Symposium 2008 Abstracts





Symposium Program

Le trésor des saints et la politique du royaume. Le sang des martyres entre symbolique et politique dans la France des Capétiens


Lucas Burkart (Universität Luzern)

La représentation du sang du Christ et des martyres en tant que trésor ecclésiastique (thesaurus ecclesiae) permit à la théologie médiévale de repenser les relations entre la richesse céleste et terrestre et de bénéficier de l’accumulation de valeur qui en découla.
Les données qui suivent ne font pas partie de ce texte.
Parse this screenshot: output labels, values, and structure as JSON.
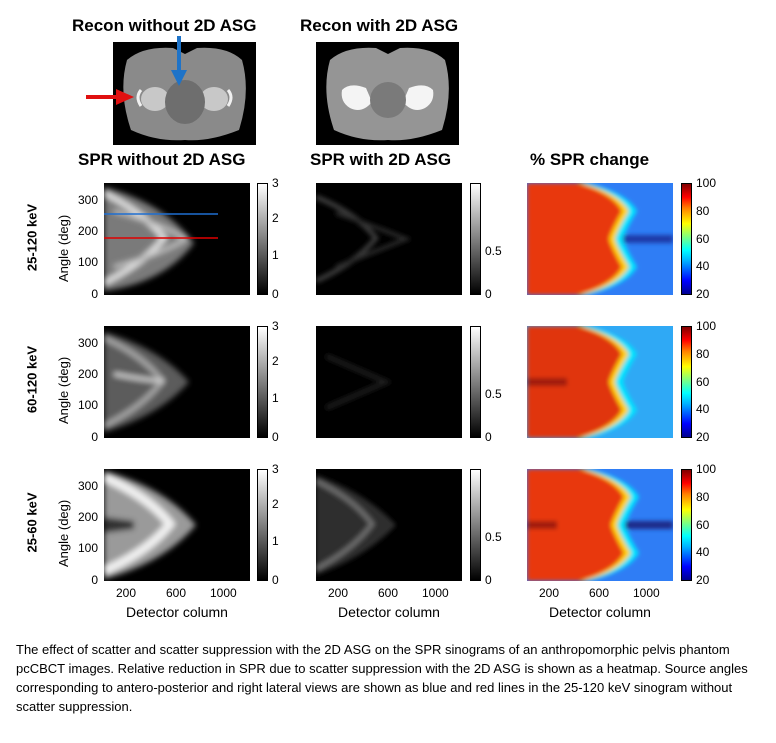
{
  "recon_titles": {
    "without": "Recon without 2D ASG",
    "with": "Recon with 2D ASG"
  },
  "column_titles": [
    "SPR without 2D ASG",
    "SPR with 2D ASG",
    "% SPR change"
  ],
  "rows": [
    {
      "label": "25-120 keV"
    },
    {
      "label": "60-120 keV"
    },
    {
      "label": "25-60 keV"
    }
  ],
  "axes": {
    "ylabel": "Angle (deg)",
    "xlabel": "Detector column",
    "yticks": [
      "300",
      "200",
      "100",
      "0"
    ],
    "xticks": [
      "200",
      "600",
      "1000"
    ]
  },
  "colorbars": {
    "spr_without": [
      "3",
      "2",
      "1",
      "0"
    ],
    "spr_with": [
      "0.5",
      "0"
    ],
    "change": [
      "100",
      "80",
      "60",
      "40",
      "20"
    ]
  },
  "colors": {
    "blue_line": "#1f6fd1",
    "red_line": "#e00000",
    "arrow_blue": "#1e73c8",
    "arrow_red": "#e01010"
  },
  "caption": "The effect of scatter and scatter suppression with the 2D ASG on the SPR sinograms of an anthropomorphic pelvis phantom pcCBCT images. Relative reduction in SPR due to scatter suppression with the 2D ASG is shown as a heatmap.  Source angles corresponding to antero-posterior and right lateral views are shown as blue and red lines in the 25-120 keV sinogram without scatter suppression."
}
Alors que dans les évangiles la richesse céleste et la richesse terrestre s’excluent l’une l’autre (Mt 19, 24; Lk 18, 25; Mk 10, 25), Saint Augustin souligne dans sa théologie de la grâce la relation positive existant entre la thesaurisation matérielle et la promesse de salut. C’est au plus tard sous l’influence de cette doctrine que la formation de trésors matériels s’imposa de manière irrémédiable dans l’église.

Ainsi fondée sur la doctrine théologique et eschatologique depuis le haut Moyen Âge, le XIIe siècle développa de nouvelles perspectives afin d’utiliser politiquement la formation de trésors matériels et immatériels. Les origines, la conservation, la vénération et la mise en scène du sang conservé dans des trésors servirent ainsi une stratégie tendant à légitimer les prétentions politiques et à justifier la succession dynastique. Dans cette perspective, les trésors se révélèrent être des lieux dont la réussite est d’avoir permis une « transcendantalisation » des représentations théologiques en récit historiographique, en théorème politique et en représentation esthétique. Le sang des martyres et les reliques, qui apportent la preuve matérielle de l’effusio sanguinis des martyres, se transformèrent à titre de trésor en preuve visible et esthétique d’un pouvoir sacralement légitimé. Ainsi la transformation du sang sacré ne suivit pas impérativement le modèle d’une herméneutique médiévale du sens pluriel de la Sainte Ecriture et la hiérarchie qui en découlait ; au contraire les trésors offraient la possibilité de transformer leur signification spirituelle et eschatologique dans le sens d’un retour à des valeurs matérielles. Symboliquement, le sang des trésors ne renvoie pas exclusivement à l’idée de libération de l’âme, mais aussi à la politique dans ce bas monde.

Cette contribution a pour but d’interpréter la représentation du trésor ecclésiastique constitué par le sang versé par le Christ et les martyres pour la rémission des péchés, non seulement d’après sa signification théologique, mais aussi de réfléchir sur sa continuation historique, esthétique et politique tout au long du Moyen Âge. Dans cette perspective, on examinera si ces réflexions conceptuelles sont transposables au royaume de France au XIIe siècle.